|Title||The retirement solution hiding in plain sight|
|Year of Publication||2019|
|Authors||Fellows, M, Fichtner, J, Plews, L, Whitman, K|
|Series Title||United Income White Papers|
|Keywords||Decision making, Retirement, Social Security|
Social Security now accounts for about one-third of all income annually received by U.S. retirees, amounting to $1 trillion in annual benefits. While impactful, research consistently finds that the financial effect of Social Security could be even greater if more people waited to enroll, since monthly benefits can increase in value if retirees delay claiming. But, we don’t know how much is annually lost from households making the sub-optimal decision about when to claim Social Security, how many are making mistakes, or who is making those wrong decisions. To explore these questions, we utilize new technology invented by United Income and data sponsored by the Social Security Administration, finding:
Retirees will collectively lose $3.4 trillion in potential income that they could spend during their retirement because they claimed Social Security at a financially sub-optimal time, or an average of $111,000 per household. The average Social Security recipient would receive 9 percent more income in retirement if they made the financially optimal decision about when to claim this retirement benefit.
Current retirees will collectively lose an estimated $2.1 trillion in wealth because they made the sub-optimal decision about when to claim Social Security, or an average of $68,000 per household. Most retirees will lose wealth in their 60s and early 70s if they choose to optimize Social Security, but will be wealthier in their late 70s through the rest of their lives.
Only 4 percent of retirees make the financially optimal decision about when to claim Social Security.
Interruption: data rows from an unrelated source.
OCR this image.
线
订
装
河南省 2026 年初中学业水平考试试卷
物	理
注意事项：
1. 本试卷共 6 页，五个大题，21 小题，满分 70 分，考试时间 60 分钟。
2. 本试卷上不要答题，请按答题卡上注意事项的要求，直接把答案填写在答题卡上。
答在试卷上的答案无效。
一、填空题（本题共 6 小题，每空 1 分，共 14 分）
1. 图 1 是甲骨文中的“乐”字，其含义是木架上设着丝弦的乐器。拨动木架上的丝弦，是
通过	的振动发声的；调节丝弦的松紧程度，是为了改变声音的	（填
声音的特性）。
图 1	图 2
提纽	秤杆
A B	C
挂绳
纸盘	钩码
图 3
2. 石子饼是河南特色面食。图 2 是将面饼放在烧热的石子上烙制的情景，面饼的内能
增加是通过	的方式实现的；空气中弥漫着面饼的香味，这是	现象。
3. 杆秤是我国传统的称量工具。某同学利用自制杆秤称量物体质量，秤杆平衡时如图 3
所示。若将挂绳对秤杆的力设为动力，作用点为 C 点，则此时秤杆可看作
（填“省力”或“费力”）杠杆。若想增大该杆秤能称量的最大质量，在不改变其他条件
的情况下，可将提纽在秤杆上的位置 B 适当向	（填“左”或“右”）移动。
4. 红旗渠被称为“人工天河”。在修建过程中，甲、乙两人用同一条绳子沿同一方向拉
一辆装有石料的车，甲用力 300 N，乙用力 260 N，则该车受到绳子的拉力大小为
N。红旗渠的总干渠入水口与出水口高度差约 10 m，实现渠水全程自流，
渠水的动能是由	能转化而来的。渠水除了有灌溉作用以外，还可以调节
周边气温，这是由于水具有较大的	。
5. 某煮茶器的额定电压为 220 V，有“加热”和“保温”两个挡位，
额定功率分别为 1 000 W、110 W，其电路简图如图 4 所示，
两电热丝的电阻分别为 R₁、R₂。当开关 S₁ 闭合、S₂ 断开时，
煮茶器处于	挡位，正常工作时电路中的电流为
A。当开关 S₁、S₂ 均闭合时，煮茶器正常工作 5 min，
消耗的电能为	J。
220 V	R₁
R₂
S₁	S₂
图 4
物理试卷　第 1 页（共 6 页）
About 57 percent of retirees would build more wealth through their life if they waited to claim until they were 70 years old (when only 4 percent of retirees currently claim), while only 6.5 percent of retirees would have more wealth if they claimed prior to turning 64 (when over 70 percent of retirees currently claim benefits).
About 21 percent of those at risk of not affording retirement (or having enough income to cover their expected cost of living) would see an improvement in their chances if they claimed Social Security at the optimal time. Among those retirees at risk that start with a greater than 10 percent chance of affording retirement, 95 percent see their chances of affording retirement improve by an average of 28 percent.
Elderly poverty could be cut by nearly 50 percent if all retirees claimed Social Security at the financially optimal time. In particular, about 13 percent of people over the age of 70 are expected to live in poverty at some point, which is estimated to fall to 7 percent if retirees had claimed Social Security at the optimal time –a rate that could potentially fall even further if they earned additional income while they waited to claim Social Security.
This report finds that nearly no retirees are making the financially optimal decision about Social Security, and that the costs of those mistakes are high for retiring households, particularly those at risk of not being able to afford retirement. In addition, since making the optimal decision means sacrificing wealth in the near-term, we think it is unlikely more people will make the right decision without a policy intervention. There are numerous difficulties associated with solving this problem, though, which will require a thorough and diverse process for addressing. Among the topics for consideration should be the eligibility age range rules, which were last materially modified in 1983. Since 92 percent of retirees are expected to be better off waiting to claim until at least their 65th birthday, claiming before should ideally be an exception for those who demonstrably need to claim benefits before the full retirement age. Means-testing rules may be one way to address this, though an easier place to start would be to change how the Social Security Administration frames claiming age options to the public. Instead of portraying age 62 as the “early eligibility age,” for instance, claiming at age 62 could instead be labeled as the “minimum benefit age” while age 70 could be labeled as the “maximum benefit age.” The Social Security Administration could also be provided with resources to improve utilization of the policy it administers, perhaps in partnership with third-party fiduciaries. With the potential to put $2.1 trillion wealth and $3.4 trillion in income in the pockets of retirees, policymakers should be focused on improving this program.